The songs on The Question are about being “other.” The characters in the lyrical tales range from those struggling with gender identity, immigrant identity, and experiences onstage, in breakups, in real and metaphorical fires.
It’s one of those albums you should absolutely listen to all the way through, and there’s not a filler in the bunch. But if you want a quick guide, your best bet is to direct your attention immediately to “Fenceline” and feel the tension created by cello and stringed instruments as the entire song connotes the stark reality of an experience of a borderline fence. “Angels look away, and bar the pearly gate down here at the border. I’m just an animal.” The weighty lyrics demand that you face the experience of being treated without dignity as you struggle to survive. This song is a masterpiece.
“Worthless” is another pinnacle, from the distorted deep low rhythm, set to the prominent combination of kick drums, organ and shaker, to the crescendo-pressured, searing lyrics. “Two quarters in my hand nothing else in my pocket… I never did wrong. I was kind and careful, til the day you called me worthless,“ the lyrics tap into the sinister cycle of abuse of another person and what it does. This song is intense both sonically and in its message.

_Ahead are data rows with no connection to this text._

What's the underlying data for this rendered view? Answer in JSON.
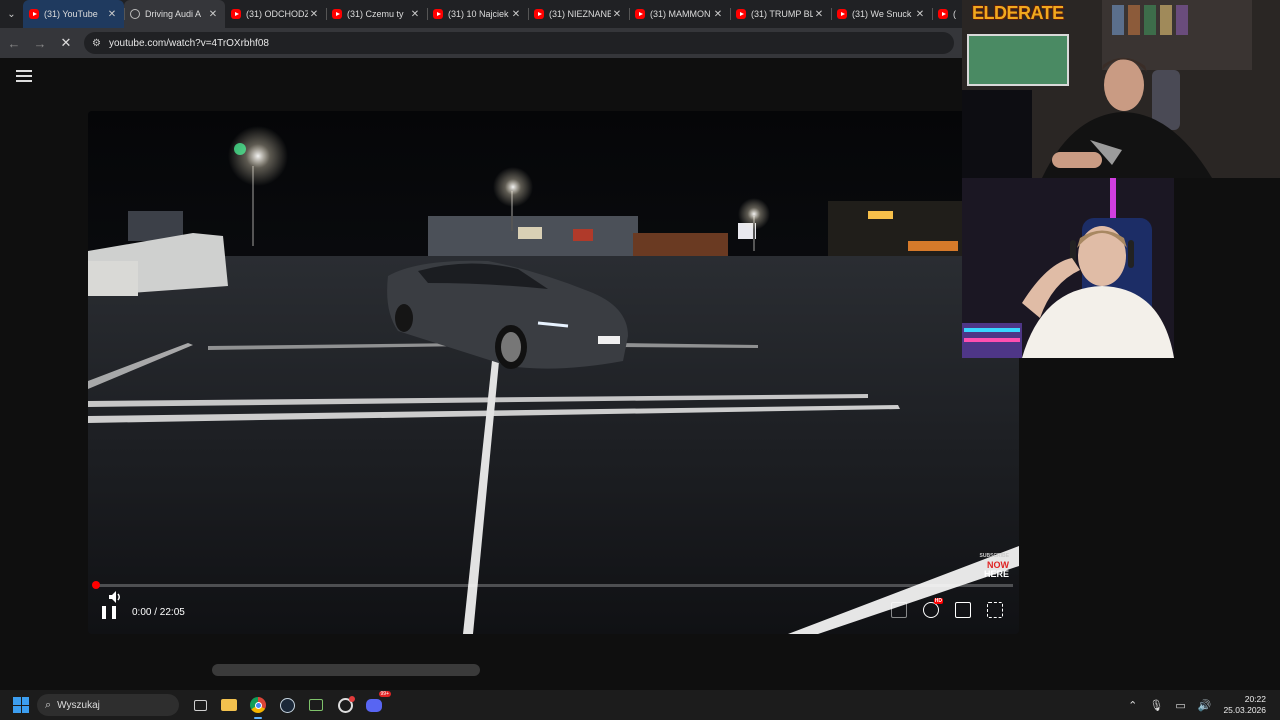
{
  "browser": {
    "tabs": [
      {
        "title": "(31) YouTube",
        "favicon": "youtube-icon",
        "state": "hover"
      },
      {
        "title": "Driving Audi A",
        "favicon": "loading-icon",
        "state": "active"
      },
      {
        "title": "(31) ODCHODZ",
        "favicon": "youtube-icon"
      },
      {
        "title": "(31) Czemu ty",
        "favicon": "youtube-icon"
      },
      {
        "title": "(31) 10 Najciek",
        "favicon": "youtube-icon"
      },
      {
        "title": "(31) NIEZNANE",
        "favicon": "youtube-icon"
      },
      {
        "title": "(31) MAMMON",
        "favicon": "youtube-icon"
      },
      {
        "title": "(31) TRUMP BL",
        "favicon": "youtube-icon"
      },
      {
        "title": "(31) We Snuck",
        "favicon": "youtube-icon"
      },
      {
        "title": "(3",
        "favicon": "youtube-icon"
      }
    ],
    "url": "youtube.com/watch?v=4TrOXrbhf08"
  },
  "player": {
    "time": "0:00 / 22:05",
    "progress": 0,
    "hd_badge": "HD",
    "subscribe_small": "SUBSCRIBE",
    "subscribe_now": "NOW",
    "subscribe_here": "HERE"
  },
  "stream": {
    "logo_text": "ELDERATE"
  },
  "taskbar": {
    "search_placeholder": "Wyszukaj",
    "notification_badge": "99+",
    "time": "20:22",
    "date": "25.03.2026"
  },
  "colors": {
    "accent_red": "#ff0000",
    "chrome_tab": "#35363a",
    "windows_blue": "#3c9ef0"
  }
}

“Figure It Out” again creates incredible deep tension with cello and the concept that she will “figure it out” despite the darkness is something that is universally recognizable at an emotional level. “The Question” explores sharp imagery and an interplay between gender roles. “Velvet Curtain” poetically portrays “lost dreams of glory” and “singing to the mezzanine.” “Minneapolis” highlights angst in a relationship and the urge to move on. “Anthony” juxtaposes imagery of a literal house on fire, and times when your life is figuratively going up in flames.
If you want a listen to something that’s fresh, a collection that’s much more than “good” lyrics over proficient yet predictable musical arrangements you absolutely must run, don’t walk, to your nearest place of purchase to get this one. The entire album is an intense listening experience from the lyrics to the raw vocal tones to the musicianship and the production.